In 2006, director Martin Campbell exposed us to new breed of Bond—a stoic, brooding assassin with a ruthlessness that the character had never achieved before. In short, James Bond was stripped of the quips, smirks and gadgets of the past and rebuilt with more intensity and longer action sequences to show off his new physicality. The second chapter in the storyline of this rebooted Bond, Quantum of Solace, hands the reigns over to Marc Forster, director of Monster’s Ball, Stranger than Fiction and The Kite Runner. None of these pictures are riddled with the kind of action sequences that accompany 007 on his escapades, but what Forster lacks in action expertise he redeems in scenes saturated with emotional intensity.

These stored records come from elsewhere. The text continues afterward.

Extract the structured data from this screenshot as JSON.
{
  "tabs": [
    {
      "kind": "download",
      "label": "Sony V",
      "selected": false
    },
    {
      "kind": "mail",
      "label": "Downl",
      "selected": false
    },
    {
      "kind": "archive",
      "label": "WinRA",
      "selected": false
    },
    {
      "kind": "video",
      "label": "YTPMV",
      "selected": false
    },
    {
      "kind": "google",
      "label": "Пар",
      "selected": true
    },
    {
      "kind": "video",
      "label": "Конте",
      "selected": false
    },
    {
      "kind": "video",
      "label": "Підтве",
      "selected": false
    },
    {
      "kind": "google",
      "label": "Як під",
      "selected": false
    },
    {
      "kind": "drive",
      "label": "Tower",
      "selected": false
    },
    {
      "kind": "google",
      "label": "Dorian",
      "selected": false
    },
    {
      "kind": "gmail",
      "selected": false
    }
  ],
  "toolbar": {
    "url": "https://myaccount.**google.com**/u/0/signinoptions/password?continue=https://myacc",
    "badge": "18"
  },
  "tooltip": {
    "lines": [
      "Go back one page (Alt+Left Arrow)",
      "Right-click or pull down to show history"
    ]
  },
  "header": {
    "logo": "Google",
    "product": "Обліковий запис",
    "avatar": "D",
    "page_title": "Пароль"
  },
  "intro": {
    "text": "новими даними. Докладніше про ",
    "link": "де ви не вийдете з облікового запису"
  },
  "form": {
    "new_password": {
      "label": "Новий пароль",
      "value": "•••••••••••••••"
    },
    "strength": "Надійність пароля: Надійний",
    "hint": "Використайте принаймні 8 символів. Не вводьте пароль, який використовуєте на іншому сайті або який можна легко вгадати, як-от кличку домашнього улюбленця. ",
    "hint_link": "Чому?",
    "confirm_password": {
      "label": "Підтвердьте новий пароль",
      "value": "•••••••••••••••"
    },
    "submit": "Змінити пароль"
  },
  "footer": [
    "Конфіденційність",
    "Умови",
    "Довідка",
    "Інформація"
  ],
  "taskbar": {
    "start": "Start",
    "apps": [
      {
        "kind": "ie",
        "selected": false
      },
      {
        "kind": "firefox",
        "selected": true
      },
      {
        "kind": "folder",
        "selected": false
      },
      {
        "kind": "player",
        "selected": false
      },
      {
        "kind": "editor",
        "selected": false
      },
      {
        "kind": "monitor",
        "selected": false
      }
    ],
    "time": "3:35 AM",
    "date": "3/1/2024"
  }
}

Daniel Craig makes his return as the only blue-eyed Bond with enough gusto to leap from a moving car and enough machismo to suffer no real damage afterwards, and the iconic Judi Dench is back for one more go around as MI6’s ultra rational leader M.

The plot finds us ultimately tying up the few untidy loose ends left at the end of Casino Royale, with Bond hot on the trail of those behind the murder of his deceased flame, Vesper Lynd. At the start of the film, we see an iconic car chase between the agent—in his pristine Aston Martin, which quickly turns to Swiss cheese—and the bodyguards of Mr. White, whom Bond nabbed at the end of his previous caper. After a quick and lethal interrogation, the villains are identified as a mysterious organization carrying the enigmatic moniker Quantum. Bond embarks on his signature one-man demolition crew mission to bring the criminals to justice and leave the world comfortably back in the debt of Britannia. Along the way, he joins forces with Bolivian secret agent Camille (Olga Kurylenko)—possibly the most boring name in 007’s history—to assist her in settling her own scores with the globe spanning secret organization.

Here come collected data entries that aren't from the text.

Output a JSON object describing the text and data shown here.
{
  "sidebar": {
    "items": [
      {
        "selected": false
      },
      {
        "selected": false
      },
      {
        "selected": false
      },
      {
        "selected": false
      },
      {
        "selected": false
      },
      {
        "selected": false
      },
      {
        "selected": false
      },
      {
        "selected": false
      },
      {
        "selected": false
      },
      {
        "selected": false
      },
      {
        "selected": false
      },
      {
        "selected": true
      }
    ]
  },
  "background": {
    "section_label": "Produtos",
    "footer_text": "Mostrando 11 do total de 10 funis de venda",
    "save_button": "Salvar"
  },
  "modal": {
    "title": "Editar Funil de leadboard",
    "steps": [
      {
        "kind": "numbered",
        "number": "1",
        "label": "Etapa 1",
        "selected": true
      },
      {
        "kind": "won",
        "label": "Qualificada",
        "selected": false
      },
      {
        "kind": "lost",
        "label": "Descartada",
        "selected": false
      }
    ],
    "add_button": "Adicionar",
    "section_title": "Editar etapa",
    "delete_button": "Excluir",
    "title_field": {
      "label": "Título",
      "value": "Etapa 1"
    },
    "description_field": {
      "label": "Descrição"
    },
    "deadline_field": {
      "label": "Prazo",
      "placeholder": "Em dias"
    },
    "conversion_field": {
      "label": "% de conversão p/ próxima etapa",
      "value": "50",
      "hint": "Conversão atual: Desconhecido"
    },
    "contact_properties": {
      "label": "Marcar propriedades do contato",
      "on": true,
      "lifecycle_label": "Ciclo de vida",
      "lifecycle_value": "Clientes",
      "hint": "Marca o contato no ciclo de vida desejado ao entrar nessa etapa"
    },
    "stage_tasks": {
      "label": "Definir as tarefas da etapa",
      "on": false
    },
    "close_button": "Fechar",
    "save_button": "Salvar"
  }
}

The film takes off with a frantic pace of action and espionage, which is relentless and nerve-wracking. Craig is once again phenomenal as a Bond who is not crippled by his reliance on wisecracks and being forced to charm his way out of situations. It’s much more efficient to simply mow down the bad guys and wait for someone else to come in and clean up the mess. Quantum ratchets up the action to a level that has never been equaled before in any Bond film, with not one, not two, but three incredible chase scenes that are beautifully shot and executed, and Craig pulls off the dangerous side of James Bond. He is a hired killer after all, better than any actor in the franchise’s long history. But there is a price to pay for all of that adrenaline.

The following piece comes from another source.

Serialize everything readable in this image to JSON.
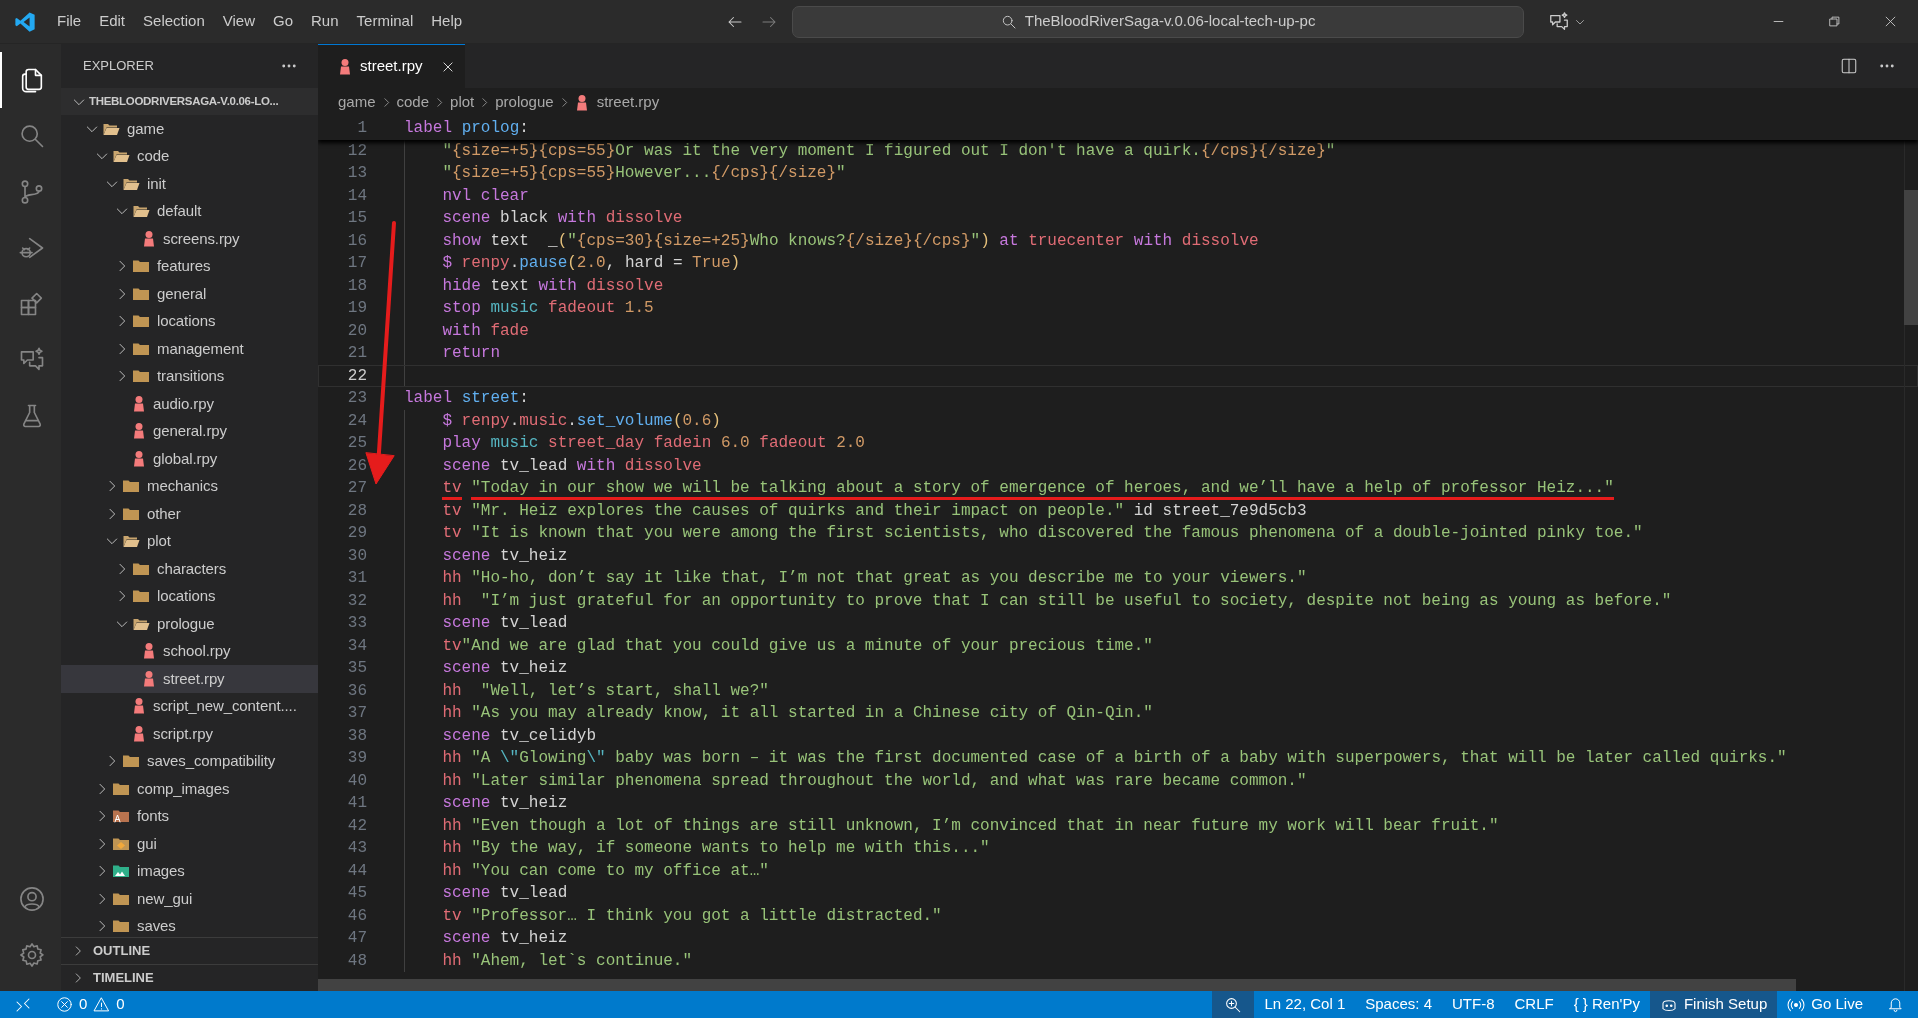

The film is simultaneously handcuffed by this blind devotion to thrills and chaos as the film becomes one elongated action shot saturated in vengeance and tempered in anger. This isn’t the James Bond that the world has fallen in love with over the years. It is understandable that Forster wants to reinvent the hero as less dependent on gadgets, but the beloved gadget master Q has been completely nixed as has Bond’s innuendo-soaked relationship with Moneypenny, also is curiously absent from the latest films. These characters are absolutely cemented to the Bond world, and for them to be missing causes the film to ring a little hollow. And the characters that do exist seem to be becoming more and more ordinary. Gone seem to be the days of Goldfinger and Dr. No—even Casino Royale gave us a menacing villain who cried blood when he became rattled. The main villain in this film? Dominic Greene, a wealthy eco-activist with secret desires for political control of Bolivia. The character feels a bit boring after being placed in the context of a franchise with a massive reputation for memorable baddies.

All in all, Quantum of Solace has enough thrills and explosions to introduce an entire new age bracket to the world of MI6 and its irreplaceable lead wolf. Daniel Craig’s Bond is so fascinating that longtime Ian Fleming fans will still be able to slurp down the film like a perfectly shaken martini.